Menteri Keuangan AS Scott Bessent mengatakan pertemuan tersebut menjadi bagian dari upaya meredakan ketegangan perdagangan. “Saya pikir situasinya mulai mereda,” kata Bessent saat menghadiri pertemuan makan siang Presiden Trump dengan Presiden Ukraina Volodymyr Zelensky di Gedung Putih pada Kamis (17/10/2025), sebagaimana dikutip dari Kyodo News melalui Strait Times, Minggu (19/10/2025).
Bessent menyebut ia akan lebih dulu melakukan pembicaraan melalui telepon dengan Wakil Perdana Menteri China He Lifeng, sebelum pertemuan tim kedua negara berlangsung di Malaysia. “Tim kami dan delegasi China yang dipimpin Wakil Perdana Menteri He Lifeng akan bertemu di Malaysia, kemungkinan sekitar seminggu dari sekarang, untuk mempersiapkan pertemuan kedua presiden,” ujarnya.
Trump juga memastikan akan bertemu langsung dengan Xi Jinping ketika keduanya menghadiri KTT ekonomi Asia-Pasifik di Korea Selatan pada akhir Oktober. “Kami sedang berbicara, dan saya pikir kami akan membuat kesepakatan yang baik untuk kedua pihak,” kata Trump. “Saya rasa kami akan melakukan sesuatu,” tambahnya.
Ketegangan perdagangan antara Washington dan Beijing kembali meningkat setelah China mengumumkan kebijakan baru pembatasan ekspor mineral tanah jarang (rare earth). Sebagai respons, Trump mengancam akan memberlakukan tarif tambahan hingga 100 persen terhadap impor dari China.
Meski demikian, Bessent menyatakan optimistis hubungan kedua negara dapat kembali membaik. “Kami berharap China menunjukkan rasa hormat yang sama seperti yang kami tunjukkan kepada mereka.

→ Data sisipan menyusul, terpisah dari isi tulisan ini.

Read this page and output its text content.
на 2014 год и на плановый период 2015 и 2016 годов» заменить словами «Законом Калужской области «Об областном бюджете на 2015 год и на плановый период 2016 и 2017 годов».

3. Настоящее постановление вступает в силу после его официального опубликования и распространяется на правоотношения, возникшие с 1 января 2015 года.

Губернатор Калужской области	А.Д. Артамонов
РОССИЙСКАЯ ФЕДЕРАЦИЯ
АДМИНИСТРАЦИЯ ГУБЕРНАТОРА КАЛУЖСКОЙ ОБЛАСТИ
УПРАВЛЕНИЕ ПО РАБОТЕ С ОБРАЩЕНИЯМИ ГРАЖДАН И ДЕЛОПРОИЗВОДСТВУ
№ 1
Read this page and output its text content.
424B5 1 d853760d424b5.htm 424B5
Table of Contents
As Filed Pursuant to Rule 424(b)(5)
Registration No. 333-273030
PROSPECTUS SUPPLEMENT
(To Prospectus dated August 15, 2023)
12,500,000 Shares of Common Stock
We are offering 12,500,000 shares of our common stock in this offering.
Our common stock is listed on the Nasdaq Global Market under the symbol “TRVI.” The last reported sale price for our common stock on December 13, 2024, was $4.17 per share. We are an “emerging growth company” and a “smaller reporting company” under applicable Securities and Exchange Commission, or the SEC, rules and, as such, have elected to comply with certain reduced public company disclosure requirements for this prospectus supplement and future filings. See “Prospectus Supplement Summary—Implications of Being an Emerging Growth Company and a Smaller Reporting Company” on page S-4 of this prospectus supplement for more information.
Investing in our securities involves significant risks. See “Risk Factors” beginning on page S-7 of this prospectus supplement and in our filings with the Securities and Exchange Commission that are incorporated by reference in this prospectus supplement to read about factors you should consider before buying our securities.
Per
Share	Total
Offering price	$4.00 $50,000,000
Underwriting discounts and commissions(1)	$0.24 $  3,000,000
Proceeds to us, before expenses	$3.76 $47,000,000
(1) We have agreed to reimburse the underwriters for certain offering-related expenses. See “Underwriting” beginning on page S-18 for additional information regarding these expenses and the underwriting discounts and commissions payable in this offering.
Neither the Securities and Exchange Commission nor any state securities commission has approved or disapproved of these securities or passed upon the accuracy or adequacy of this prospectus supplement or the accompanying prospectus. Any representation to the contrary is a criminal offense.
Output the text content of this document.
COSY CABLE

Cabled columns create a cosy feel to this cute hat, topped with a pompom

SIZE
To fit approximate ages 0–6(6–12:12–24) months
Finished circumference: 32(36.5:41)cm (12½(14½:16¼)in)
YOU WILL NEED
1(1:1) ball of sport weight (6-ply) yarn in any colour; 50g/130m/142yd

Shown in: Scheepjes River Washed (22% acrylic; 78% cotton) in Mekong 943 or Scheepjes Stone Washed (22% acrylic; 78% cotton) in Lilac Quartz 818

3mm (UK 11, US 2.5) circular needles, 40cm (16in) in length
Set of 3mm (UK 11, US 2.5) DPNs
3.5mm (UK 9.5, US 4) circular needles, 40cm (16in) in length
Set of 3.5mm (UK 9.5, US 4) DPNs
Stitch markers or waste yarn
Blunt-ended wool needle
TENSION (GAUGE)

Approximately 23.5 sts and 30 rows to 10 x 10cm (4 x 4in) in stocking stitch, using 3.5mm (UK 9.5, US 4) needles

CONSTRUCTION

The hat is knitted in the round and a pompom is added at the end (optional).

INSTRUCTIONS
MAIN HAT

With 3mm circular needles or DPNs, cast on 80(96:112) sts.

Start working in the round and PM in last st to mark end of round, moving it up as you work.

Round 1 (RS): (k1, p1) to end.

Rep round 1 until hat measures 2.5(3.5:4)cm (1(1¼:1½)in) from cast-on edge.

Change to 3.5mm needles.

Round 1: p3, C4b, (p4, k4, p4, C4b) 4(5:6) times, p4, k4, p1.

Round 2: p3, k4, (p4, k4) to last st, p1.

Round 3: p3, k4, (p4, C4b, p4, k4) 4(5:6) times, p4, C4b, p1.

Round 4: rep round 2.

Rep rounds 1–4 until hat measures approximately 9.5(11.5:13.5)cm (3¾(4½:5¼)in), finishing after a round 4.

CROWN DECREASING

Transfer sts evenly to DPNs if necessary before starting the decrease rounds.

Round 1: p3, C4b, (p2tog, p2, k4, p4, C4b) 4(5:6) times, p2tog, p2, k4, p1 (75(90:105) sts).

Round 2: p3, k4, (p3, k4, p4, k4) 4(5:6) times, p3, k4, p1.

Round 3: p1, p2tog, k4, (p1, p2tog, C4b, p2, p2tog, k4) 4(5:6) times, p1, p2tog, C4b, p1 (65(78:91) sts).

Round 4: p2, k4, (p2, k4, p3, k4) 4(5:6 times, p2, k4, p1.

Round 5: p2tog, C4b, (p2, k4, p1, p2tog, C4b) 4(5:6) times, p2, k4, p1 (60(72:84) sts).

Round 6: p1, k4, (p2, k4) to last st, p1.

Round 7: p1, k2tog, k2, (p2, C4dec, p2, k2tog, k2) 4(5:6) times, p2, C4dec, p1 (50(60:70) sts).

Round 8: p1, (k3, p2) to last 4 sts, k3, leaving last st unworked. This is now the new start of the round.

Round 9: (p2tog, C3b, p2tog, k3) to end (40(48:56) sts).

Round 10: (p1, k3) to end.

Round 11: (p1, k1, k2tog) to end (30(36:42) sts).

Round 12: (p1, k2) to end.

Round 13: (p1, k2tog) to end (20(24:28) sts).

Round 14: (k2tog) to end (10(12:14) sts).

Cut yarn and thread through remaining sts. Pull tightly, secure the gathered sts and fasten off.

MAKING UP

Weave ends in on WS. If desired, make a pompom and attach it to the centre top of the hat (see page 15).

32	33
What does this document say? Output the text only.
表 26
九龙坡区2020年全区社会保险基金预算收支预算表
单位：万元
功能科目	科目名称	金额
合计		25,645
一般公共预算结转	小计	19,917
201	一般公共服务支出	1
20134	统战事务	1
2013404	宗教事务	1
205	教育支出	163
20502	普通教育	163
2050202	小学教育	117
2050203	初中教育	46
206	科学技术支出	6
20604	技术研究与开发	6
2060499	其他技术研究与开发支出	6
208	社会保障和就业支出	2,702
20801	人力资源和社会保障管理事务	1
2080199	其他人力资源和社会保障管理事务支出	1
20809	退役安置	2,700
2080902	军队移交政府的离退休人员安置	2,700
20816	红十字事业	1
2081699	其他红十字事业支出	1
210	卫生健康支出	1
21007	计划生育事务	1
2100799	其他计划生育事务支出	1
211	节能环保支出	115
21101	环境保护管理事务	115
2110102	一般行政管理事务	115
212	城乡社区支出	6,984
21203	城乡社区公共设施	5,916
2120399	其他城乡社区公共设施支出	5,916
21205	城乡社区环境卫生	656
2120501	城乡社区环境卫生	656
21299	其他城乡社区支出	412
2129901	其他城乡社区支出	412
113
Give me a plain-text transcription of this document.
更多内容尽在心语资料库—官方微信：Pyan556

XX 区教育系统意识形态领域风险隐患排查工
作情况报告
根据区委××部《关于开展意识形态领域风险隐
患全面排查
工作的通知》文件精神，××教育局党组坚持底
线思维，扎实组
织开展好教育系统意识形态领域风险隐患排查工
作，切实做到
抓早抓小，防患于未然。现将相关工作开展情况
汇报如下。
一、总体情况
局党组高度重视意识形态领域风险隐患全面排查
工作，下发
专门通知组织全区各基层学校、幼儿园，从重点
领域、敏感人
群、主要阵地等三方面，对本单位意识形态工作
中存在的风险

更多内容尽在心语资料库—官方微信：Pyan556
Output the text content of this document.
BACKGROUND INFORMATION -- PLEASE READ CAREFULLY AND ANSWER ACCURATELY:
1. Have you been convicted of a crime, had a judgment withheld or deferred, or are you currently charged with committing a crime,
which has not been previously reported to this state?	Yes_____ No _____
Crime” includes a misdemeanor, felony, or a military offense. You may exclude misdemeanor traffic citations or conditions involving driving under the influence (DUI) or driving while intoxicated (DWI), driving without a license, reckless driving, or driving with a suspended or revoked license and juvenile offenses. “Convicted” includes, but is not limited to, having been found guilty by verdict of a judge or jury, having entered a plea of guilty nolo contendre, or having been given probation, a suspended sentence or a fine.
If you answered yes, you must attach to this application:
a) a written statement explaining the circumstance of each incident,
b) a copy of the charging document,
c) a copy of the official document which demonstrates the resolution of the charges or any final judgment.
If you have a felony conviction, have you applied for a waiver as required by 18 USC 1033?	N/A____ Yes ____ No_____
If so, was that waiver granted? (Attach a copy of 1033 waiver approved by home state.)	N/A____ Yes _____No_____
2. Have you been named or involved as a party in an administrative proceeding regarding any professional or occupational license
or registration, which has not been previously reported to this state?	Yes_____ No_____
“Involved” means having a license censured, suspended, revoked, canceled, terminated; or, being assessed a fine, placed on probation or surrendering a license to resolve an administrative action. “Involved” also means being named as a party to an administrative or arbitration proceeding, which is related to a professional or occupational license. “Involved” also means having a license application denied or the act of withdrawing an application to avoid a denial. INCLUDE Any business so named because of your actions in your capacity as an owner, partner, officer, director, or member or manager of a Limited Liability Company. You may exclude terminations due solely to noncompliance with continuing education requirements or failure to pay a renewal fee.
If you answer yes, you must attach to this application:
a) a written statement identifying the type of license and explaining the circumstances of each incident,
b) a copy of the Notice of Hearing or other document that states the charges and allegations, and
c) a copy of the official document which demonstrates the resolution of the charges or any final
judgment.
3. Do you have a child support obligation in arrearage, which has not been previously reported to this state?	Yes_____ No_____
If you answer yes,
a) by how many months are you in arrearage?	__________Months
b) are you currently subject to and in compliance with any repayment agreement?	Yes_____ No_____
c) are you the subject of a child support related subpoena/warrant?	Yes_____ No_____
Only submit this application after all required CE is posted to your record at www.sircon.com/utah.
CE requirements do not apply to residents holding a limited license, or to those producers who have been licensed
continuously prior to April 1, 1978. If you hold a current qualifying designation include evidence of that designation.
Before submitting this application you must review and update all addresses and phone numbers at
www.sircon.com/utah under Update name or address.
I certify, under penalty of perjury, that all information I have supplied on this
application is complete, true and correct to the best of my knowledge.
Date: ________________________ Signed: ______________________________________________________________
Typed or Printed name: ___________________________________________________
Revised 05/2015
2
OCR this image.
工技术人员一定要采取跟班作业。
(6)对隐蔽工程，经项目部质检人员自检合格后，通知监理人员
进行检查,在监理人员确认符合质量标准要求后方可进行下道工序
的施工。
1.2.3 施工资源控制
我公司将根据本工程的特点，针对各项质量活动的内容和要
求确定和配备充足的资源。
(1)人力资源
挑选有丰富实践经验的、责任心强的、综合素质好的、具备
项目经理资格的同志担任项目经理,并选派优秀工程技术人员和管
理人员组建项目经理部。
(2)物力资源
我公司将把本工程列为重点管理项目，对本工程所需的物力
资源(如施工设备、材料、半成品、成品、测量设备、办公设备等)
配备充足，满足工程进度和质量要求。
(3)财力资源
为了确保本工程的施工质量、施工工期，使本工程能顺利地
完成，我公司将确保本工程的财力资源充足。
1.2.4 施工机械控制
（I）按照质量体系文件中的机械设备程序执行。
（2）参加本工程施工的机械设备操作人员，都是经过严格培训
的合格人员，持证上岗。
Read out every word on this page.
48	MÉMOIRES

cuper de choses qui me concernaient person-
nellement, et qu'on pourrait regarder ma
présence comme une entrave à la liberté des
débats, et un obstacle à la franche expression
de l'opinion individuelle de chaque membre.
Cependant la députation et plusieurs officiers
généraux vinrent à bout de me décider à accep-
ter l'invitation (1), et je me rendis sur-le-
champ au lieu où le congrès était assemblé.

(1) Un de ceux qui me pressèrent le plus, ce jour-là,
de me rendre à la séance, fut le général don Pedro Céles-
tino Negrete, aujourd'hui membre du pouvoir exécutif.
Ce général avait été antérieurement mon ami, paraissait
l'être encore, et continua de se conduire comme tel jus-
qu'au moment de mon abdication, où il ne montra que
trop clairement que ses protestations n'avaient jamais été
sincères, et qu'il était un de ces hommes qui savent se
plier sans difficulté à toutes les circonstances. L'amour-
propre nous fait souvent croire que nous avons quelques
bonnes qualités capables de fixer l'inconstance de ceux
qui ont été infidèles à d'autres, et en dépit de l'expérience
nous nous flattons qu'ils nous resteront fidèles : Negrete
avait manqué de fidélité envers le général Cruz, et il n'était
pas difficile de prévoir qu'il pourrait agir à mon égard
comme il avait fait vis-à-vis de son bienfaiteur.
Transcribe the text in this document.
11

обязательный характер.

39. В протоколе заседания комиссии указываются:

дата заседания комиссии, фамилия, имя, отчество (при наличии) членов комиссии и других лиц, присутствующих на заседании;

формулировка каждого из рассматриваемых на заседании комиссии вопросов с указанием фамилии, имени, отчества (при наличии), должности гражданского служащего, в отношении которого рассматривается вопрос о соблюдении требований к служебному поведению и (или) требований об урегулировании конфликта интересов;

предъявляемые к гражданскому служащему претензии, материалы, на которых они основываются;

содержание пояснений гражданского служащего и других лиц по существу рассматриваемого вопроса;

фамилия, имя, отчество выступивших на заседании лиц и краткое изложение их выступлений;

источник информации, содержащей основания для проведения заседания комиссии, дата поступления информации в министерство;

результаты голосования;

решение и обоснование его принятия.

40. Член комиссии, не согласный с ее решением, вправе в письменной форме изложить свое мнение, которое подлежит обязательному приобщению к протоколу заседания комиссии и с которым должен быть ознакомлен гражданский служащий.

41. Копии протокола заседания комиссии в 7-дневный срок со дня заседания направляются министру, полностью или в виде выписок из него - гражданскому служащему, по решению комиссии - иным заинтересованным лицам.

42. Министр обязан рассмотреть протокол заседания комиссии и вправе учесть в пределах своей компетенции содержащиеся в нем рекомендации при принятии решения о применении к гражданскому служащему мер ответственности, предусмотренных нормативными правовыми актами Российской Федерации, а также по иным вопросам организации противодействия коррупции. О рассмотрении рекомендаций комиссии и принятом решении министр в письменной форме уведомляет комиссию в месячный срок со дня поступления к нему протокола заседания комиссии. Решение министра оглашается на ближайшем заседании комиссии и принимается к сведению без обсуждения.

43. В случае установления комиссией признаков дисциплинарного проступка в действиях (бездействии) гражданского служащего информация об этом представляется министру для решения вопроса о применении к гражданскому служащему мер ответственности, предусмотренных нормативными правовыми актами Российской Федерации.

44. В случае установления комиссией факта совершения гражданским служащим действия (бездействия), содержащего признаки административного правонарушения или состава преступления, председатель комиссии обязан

Saya yakin Presiden Trump, berkat hubungannya dengan Presiden Xi, akan mampu mengembalikan hubungan kedua negara ke arah yang baik,” tuturnya.
Sejak kembali ke Gedung Putih pada Januari lalu, Trump belum pernah bertemu langsung dengan Xi. Karena itu, pertemuan yang direncanakan di Korea Selatan dipandang sebagai momen penting untuk memulihkan stabilitas hubungan dagang antara dua ekonomi terbesar dunia.